When Microsoft introduced Windows 11 over the summer, it also detailed a major shift in strategy for its app store. In an effort to woo more developers and their apps after years of indifference, Microsoft said it would allow all kinds of apps developed and packaged with all kinds of tools into the Microsoft Store, including everything from traditional Win32 apps to Electron apps to progressive web apps (PWAs).
Now we’re seeing some of the fruits of that change—Microsoft has announced that major third-party apps like Zoom, Discord, Adobe Reader, the VLC media player, and even the LibreOffice suite are all now available in the Microsoft Store for people using the Windows 11 Insider Preview builds. Web apps like Wikipedia, Reddit, and Tumblr are also available. These PWAs look and work just like the regular websites but can easily be pinned to Start or the Taskbar and can display notification badges and a few other benefits that make them feel a bit more like desktop apps.
Microsoft also says it will allow other app stores into the Microsoft Store, starting with Amazon and the Epic Games Store. These will be available “over the next few months.” (When support for Amazon’s Android apps are added to Windows 11 sometime after the official launch, those apps will still be searchable from within the Microsoft Store itself.) If you don’t want to (or can’t) install Windows 11 on your PC, Microsoft says that the new Microsoft Store and the new apps in it will also be coming to Windows 10 “in the coming months.” Windows 11’s rollout officially begins on October 5.
The Windows Store was modeled more closely on Apple’s App Stores when it originally launched in the Windows Phone and Windows 8 days, but it has never been a particularly relevant or convenient way to access most workaday Windows apps. If that changes in Windows 11, it will be to Microsoft’s benefit, even if the company isn’t directly making money from many of the apps. If the Microsoft Store becomes a convenient destination for users, it will be more important for developers to post their apps to it, which will make it more convenient for users, and so on.

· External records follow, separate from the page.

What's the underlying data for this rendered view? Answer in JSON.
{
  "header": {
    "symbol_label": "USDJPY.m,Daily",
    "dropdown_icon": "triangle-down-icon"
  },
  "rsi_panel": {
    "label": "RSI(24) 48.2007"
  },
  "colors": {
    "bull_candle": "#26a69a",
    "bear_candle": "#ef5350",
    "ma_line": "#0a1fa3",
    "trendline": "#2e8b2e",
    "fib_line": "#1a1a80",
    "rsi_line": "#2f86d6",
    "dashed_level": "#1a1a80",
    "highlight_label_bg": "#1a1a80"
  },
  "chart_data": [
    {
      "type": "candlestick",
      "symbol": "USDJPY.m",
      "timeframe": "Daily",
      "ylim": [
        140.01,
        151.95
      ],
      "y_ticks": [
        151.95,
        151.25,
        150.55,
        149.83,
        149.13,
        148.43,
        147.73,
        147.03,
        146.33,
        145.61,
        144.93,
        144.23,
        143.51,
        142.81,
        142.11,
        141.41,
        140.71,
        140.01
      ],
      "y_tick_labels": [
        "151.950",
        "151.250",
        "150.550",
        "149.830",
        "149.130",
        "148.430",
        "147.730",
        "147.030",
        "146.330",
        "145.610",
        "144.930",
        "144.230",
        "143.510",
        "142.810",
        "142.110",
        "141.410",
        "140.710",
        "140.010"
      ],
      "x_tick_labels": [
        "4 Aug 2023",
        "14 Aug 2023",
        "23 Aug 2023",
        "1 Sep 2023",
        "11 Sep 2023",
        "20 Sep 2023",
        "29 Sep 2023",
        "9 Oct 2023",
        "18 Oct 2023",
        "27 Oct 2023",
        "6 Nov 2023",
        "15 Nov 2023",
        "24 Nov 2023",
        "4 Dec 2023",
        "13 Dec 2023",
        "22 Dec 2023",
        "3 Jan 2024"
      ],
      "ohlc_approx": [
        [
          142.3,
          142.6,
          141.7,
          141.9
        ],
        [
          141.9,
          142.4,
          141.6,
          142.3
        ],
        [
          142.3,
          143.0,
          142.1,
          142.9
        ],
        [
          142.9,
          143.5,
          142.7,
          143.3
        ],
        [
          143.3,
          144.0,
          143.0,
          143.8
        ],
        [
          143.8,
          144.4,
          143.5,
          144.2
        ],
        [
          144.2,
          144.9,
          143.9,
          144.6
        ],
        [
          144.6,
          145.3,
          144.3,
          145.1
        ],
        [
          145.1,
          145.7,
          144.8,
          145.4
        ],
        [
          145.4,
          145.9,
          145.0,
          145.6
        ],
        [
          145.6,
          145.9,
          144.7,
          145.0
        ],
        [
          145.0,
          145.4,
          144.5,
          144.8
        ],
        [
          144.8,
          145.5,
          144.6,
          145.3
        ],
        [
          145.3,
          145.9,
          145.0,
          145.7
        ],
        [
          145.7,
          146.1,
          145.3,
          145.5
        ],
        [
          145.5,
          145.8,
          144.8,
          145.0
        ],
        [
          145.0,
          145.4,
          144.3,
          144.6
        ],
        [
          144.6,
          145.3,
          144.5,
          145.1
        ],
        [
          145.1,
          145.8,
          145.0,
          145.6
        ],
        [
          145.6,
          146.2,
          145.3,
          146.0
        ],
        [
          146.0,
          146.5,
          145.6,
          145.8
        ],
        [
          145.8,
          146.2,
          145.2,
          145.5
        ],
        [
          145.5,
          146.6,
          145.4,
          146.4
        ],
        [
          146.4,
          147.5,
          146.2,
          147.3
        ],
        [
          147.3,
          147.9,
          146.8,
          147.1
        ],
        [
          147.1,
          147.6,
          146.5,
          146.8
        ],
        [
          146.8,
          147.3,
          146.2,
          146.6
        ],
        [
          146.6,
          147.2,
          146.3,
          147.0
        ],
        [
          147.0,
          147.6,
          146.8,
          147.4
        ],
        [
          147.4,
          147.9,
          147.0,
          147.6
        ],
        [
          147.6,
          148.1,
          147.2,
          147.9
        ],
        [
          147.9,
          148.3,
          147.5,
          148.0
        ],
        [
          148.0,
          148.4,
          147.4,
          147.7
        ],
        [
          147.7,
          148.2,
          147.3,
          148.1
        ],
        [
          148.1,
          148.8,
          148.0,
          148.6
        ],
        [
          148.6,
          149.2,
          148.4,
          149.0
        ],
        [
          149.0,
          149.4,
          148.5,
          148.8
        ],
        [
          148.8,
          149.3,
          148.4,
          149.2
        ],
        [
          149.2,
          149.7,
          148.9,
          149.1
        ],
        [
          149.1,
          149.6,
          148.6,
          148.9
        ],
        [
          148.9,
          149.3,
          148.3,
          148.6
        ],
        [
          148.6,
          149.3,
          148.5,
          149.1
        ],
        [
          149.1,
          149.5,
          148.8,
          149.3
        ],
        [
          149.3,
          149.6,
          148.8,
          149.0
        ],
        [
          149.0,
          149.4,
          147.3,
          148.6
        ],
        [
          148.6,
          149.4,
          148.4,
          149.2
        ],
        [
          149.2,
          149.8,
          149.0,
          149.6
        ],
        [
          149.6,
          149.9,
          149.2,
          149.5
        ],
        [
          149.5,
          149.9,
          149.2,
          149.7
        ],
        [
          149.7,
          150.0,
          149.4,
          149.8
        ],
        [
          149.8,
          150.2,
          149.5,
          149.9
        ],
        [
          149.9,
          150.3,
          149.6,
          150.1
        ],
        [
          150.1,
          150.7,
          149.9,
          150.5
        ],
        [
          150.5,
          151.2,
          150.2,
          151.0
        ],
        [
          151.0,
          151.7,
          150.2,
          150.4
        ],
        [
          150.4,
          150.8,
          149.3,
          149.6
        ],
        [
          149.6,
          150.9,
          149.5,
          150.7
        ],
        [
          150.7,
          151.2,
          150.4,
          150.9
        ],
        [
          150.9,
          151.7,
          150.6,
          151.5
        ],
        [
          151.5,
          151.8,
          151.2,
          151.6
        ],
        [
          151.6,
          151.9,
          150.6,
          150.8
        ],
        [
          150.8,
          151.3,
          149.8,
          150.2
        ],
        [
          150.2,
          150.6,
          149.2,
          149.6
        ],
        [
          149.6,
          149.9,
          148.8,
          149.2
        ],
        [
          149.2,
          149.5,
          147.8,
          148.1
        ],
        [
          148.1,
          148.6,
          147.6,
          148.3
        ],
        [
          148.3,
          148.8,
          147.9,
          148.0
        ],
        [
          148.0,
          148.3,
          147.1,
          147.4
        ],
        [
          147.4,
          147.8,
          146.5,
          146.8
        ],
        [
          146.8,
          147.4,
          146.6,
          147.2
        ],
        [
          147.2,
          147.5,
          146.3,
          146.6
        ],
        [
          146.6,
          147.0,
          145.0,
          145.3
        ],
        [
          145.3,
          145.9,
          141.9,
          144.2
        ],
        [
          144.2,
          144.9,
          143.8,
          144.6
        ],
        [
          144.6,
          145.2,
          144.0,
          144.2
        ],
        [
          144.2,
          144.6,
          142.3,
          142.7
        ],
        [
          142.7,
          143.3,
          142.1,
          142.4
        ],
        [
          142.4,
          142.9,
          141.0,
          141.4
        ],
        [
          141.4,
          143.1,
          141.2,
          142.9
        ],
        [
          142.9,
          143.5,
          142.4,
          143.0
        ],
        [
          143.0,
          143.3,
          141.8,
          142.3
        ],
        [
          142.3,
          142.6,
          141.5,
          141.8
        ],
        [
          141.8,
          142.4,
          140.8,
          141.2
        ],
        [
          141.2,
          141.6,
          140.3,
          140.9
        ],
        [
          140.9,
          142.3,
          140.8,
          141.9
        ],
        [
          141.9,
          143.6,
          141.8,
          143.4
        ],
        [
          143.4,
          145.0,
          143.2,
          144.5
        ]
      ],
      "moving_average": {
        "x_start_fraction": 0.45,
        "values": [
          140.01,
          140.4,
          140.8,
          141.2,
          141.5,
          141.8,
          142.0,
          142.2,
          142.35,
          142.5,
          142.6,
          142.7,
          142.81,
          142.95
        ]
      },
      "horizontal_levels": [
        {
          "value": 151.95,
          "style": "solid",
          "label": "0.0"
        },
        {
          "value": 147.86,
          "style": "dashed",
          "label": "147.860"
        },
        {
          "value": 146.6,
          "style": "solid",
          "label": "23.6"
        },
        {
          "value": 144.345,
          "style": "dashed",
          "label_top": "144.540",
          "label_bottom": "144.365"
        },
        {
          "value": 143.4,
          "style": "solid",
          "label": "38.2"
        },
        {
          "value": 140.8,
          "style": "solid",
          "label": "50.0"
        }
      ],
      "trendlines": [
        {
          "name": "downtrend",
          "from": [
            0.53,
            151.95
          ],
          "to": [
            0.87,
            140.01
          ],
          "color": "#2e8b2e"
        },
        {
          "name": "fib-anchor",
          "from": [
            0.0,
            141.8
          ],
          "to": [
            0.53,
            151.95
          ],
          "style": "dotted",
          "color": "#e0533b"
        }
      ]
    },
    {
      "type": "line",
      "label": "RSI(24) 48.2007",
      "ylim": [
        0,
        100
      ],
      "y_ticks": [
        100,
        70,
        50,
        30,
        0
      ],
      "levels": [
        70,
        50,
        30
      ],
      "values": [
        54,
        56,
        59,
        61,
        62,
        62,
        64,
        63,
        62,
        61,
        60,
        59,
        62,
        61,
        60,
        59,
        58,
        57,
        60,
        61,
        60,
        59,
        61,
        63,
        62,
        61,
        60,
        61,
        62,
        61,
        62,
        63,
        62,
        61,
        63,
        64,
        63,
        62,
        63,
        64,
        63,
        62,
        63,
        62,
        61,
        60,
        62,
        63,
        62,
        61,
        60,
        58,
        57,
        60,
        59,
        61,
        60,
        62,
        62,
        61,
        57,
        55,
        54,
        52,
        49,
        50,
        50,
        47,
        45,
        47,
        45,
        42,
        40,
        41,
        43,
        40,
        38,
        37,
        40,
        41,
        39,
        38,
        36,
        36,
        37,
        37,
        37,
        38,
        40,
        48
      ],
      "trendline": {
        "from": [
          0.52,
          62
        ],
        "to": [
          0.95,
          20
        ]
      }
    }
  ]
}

Microsoft also announced in June that developers who use their own payment platforms (or third-party payment services from companies other than Microsoft) will be able to keep all of the revenue they earn, instead of the typical 85/15 revenue split for apps. This change notably does not apply to games, which have a lower 88/12 revenue split but have to pay Microsoft its cut regardless of how they handle payments. The Apple v. Epic Games case revealed that games account for 70 percent of Apple’s App Store revenue, which suggests that Microsoft won’t be leaving a ton of money on the table even with these changes.